2040 vision plan in flux as city leaders question single-family zoning changes

CHARLOTTE — Years of planning for Charlotte’s future are in flux after city council members asked for more time to consider it. The city staff has been working on a 2040 vision plan and unified development ordinance to guide Charlotte’s future. On March 1, at the Charlotte City Council meeting, councilmembers appeared to have cold feet about acting quickly, making the city’s desired approval of the plan in just a few weeks seem unlikely.

“I hope this is crystal clear to you that there is no path where this can happen in the 60 days,” Councilman Tariq Bokhari said.

The Charlotte City Council has planned an additional meeting in the upcoming weeks to discuss the plan. Mayor Pro Tem Julie Eiselt pleaded to her colleagues to read it. The city of Charlotte has held numerous virtual meetings about the plan, and it has been published online since late October.

The city is set to have a public hearing on March 22, but the vote has been pushed back from April to June 30, sources told Channel 9′s Joe Bruno on Sunday.

“I agree with my colleagues. I think that there is a lot more work left to be done,” Councilman Matt Newton said.

>> Remember, you can watch our radar/newscasts anytime at home on Roku, Amazon Fire and Apple TV

One of the more controversial parts of the 2040 vision plan deals with single-family zoning the plan to allow duplexes, triplexes and, in certain cases, quadplexes, to be built in single-family neighborhoods. Quadplexes will be allowed if key city priorities are advanced like the inclusion of an affordable housing unit.

The more than 300-page plan deals with much more than single-family housing. But this aspect has got the most pushback from some groups and members of council. The 2040 plan hasn’t been on the radar of most Charlotteans, some council members argue. Councilman Ed Driggs predicted more people would be upset if they knew about the plan.

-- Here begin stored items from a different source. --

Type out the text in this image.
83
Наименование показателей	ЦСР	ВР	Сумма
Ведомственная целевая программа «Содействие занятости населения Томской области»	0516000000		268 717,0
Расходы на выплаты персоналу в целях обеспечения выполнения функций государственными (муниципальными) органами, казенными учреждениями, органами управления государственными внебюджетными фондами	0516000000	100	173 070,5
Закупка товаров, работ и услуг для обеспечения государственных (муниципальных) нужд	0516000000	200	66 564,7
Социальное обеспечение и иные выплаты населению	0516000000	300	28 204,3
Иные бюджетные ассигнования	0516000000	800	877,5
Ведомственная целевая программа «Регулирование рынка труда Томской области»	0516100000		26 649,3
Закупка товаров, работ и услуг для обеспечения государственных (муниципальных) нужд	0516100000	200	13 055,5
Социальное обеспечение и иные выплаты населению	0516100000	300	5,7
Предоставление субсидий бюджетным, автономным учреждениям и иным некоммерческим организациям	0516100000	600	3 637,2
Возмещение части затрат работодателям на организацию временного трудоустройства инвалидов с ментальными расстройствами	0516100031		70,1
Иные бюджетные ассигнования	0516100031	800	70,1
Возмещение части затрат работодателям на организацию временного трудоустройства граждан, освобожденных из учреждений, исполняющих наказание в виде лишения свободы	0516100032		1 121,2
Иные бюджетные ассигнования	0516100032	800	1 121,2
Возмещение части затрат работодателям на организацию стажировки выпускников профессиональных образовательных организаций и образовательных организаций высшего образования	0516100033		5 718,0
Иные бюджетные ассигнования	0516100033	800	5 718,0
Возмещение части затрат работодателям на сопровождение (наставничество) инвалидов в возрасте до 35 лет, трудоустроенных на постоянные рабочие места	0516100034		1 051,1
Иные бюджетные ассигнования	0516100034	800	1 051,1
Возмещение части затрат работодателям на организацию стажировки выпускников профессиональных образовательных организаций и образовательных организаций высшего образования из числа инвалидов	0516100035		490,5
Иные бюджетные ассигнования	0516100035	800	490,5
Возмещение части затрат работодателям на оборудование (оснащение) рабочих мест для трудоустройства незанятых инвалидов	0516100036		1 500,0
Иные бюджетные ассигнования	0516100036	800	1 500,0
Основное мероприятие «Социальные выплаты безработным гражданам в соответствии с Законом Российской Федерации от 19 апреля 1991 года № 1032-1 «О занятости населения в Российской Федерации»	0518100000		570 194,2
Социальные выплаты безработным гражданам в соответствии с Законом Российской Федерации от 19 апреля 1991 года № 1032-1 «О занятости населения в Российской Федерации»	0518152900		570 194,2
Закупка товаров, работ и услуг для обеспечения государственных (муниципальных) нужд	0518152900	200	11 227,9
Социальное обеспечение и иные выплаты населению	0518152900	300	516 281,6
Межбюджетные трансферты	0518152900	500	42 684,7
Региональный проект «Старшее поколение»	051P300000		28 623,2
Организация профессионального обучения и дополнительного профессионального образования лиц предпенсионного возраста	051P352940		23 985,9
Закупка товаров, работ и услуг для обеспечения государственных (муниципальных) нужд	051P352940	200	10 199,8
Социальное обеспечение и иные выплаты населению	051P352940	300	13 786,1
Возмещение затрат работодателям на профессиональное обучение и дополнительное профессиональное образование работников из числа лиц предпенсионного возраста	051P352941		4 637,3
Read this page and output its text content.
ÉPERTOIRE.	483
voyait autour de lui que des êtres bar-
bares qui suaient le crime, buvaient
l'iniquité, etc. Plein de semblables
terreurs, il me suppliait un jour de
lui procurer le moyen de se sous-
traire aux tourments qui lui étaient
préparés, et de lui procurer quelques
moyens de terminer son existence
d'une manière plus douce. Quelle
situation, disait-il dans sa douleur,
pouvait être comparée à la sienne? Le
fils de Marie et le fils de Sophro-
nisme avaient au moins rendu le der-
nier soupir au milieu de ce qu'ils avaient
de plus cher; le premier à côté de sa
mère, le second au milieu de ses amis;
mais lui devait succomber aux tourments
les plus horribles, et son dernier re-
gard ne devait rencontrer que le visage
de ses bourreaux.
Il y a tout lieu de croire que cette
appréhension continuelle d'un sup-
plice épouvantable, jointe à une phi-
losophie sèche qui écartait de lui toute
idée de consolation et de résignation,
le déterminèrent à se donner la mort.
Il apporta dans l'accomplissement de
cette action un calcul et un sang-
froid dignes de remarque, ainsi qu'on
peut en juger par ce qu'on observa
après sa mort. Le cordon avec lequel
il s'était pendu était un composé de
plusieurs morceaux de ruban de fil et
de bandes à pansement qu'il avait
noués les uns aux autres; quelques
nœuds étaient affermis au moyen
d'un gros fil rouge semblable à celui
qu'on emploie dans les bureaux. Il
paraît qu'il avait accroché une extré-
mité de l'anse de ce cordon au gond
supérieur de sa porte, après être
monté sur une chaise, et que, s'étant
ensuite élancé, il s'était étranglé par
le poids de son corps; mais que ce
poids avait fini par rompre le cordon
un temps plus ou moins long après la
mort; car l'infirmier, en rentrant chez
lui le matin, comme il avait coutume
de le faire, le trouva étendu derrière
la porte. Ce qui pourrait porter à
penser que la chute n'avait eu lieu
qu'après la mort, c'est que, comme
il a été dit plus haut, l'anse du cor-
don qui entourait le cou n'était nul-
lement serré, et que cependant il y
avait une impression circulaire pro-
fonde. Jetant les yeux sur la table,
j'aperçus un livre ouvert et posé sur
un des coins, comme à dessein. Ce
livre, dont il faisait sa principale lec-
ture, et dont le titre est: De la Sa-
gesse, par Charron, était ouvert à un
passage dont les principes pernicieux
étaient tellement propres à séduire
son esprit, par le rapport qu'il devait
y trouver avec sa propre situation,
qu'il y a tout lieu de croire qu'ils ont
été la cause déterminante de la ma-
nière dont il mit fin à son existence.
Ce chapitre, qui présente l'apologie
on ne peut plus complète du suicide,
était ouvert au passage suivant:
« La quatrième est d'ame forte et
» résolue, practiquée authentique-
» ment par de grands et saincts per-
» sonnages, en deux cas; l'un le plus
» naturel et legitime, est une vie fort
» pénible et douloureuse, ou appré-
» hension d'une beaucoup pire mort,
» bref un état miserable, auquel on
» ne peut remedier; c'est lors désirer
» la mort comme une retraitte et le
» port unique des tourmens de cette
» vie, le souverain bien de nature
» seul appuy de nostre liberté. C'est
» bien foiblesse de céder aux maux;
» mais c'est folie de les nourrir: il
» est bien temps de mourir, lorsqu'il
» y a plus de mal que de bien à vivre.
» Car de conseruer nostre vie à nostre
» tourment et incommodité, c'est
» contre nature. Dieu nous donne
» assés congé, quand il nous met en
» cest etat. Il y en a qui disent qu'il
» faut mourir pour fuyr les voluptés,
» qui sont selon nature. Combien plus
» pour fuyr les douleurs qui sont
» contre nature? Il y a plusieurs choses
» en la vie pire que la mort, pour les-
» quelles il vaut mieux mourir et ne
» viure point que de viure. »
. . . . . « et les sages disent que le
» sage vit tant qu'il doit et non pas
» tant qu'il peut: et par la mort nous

[SPECIAL SECTION: AFFORDABLE HOUSING CRISIS]

“A single-family neighborhood is an American tradition,” Driggs said. “I think if we are setting our sights on single-family neighborhoods with the goal of breaking them up and making them include other types of housing, that is something very serious and is going to get more and more response from the public.”

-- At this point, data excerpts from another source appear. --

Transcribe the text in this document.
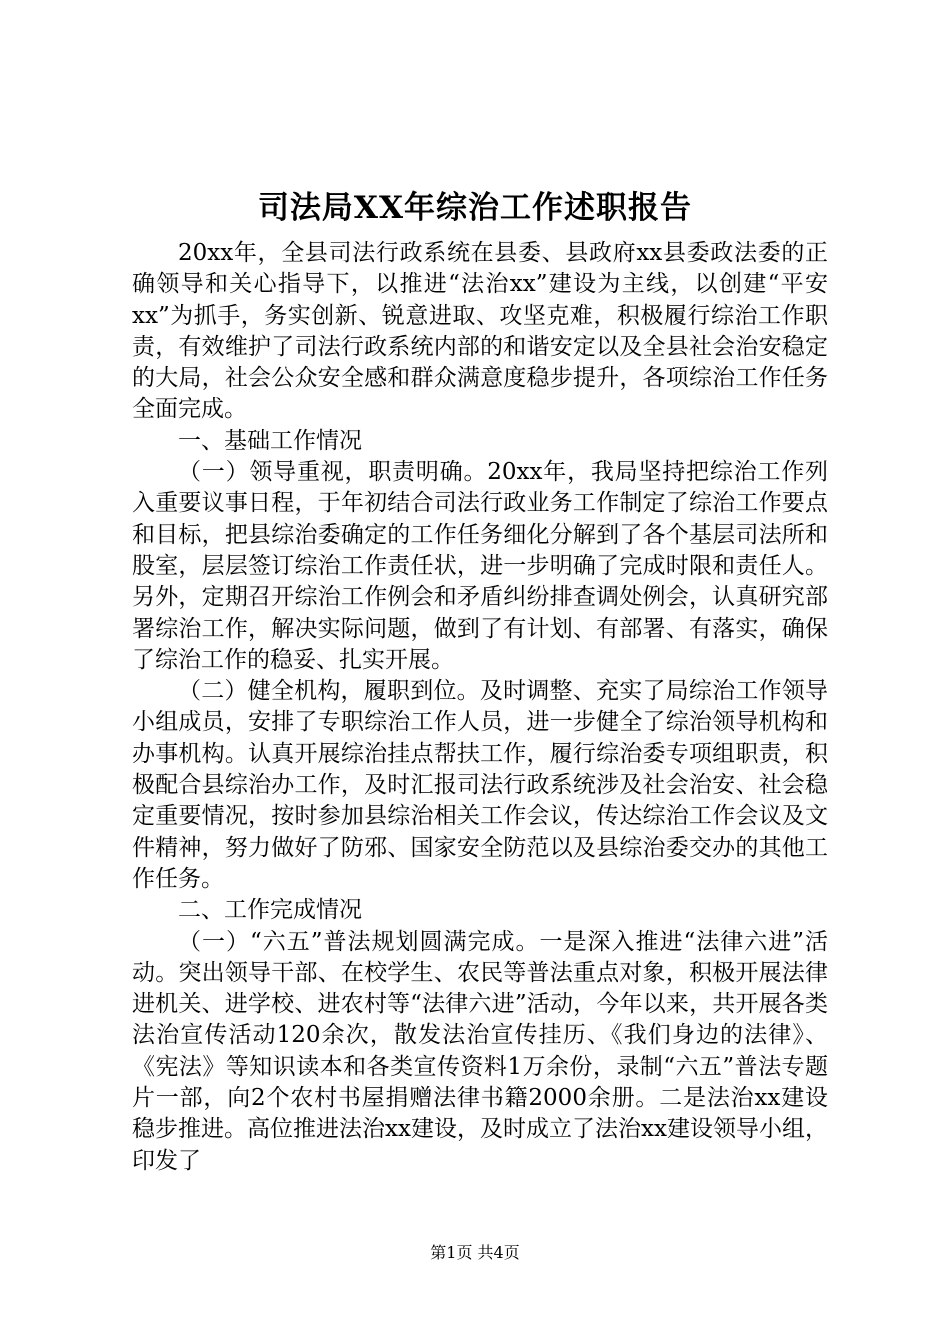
司法局XX年综治工作述职报告

20xx年，全县司法行政系统在县委、县政府xx县委政法委的正确领导和关心指导下，以推进“法治xx”建设为主线，以创建“平安xx”为抓手，务实创新、锐意进取、攻坚克难，积极履行综治工作职责，有效维护了司法行政系统内部的和谐安定以及全县社会治安稳定的大局，社会公众安全感和群众满意度稳步提升，各项综治工作任务全面完成。

一、基础工作情况

（一）领导重视，职责明确。20xx年，我局坚持把综治工作列入重要议事日程，于年初结合司法行政业务工作制定了综治工作要点和目标，把县综治委确定的工作任务细化分解到了各个基层司法所和股室，层层签订综治工作责任状，进一步明确了完成时限和责任人。另外，定期召开综治工作例会和矛盾纠纷排查调处例会，认真研究部署综治工作，解决实际问题，做到了有计划、有部署、有落实，确保了综治工作的稳妥、扎实开展。

（二）健全机构，履职到位。及时调整、充实了局综治工作领导小组成员，安排了专职综治工作人员，进一步健全了综治领导机构和办事机构。认真开展综治挂点帮扶工作，履行综治委专项组职责，积极配合县综治办工作，及时汇报司法行政系统涉及社会治安、社会稳定重要情况，按时参加县综治相关工作会议，传达综治工作会议及文件精神，努力做好了防邪、国家安全防范以及县综治委交办的其他工作任务。

二、工作完成情况

（一）“六五”普法规划圆满完成。一是深入推进“法律六进”活动。突出领导干部、在校学生、农民等普法重点对象，积极开展法律进机关、进学校、进农村等“法律六进”活动，今年以来，共开展各类法治宣传活动120余次，散发法治宣传挂历、《我们身边的法律》、《宪法》等知识读本和各类宣传资料1万余份，录制“六五”普法专题片一部，向2个农村书屋捐赠法律书籍2000余册。二是法治xx建设稳步推进。高位推进法治xx建设，及时成立了法治xx建设领导小组，印发了

第1页 共4页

The city touts numerous benefits of allowing single-family zoning to be more flexible. Diversity in housing allows a range of building types, increases affordable housing options, improves inequities and creates more inclusive neighborhoods. Duplexes and single-family homes coexist in numerous Charlotte neighborhoods, including Elizabeth and Dilworth.

“A lot of people want change, but a lot of people don’t want to be part of the change,” Councilman Braxton Winston said.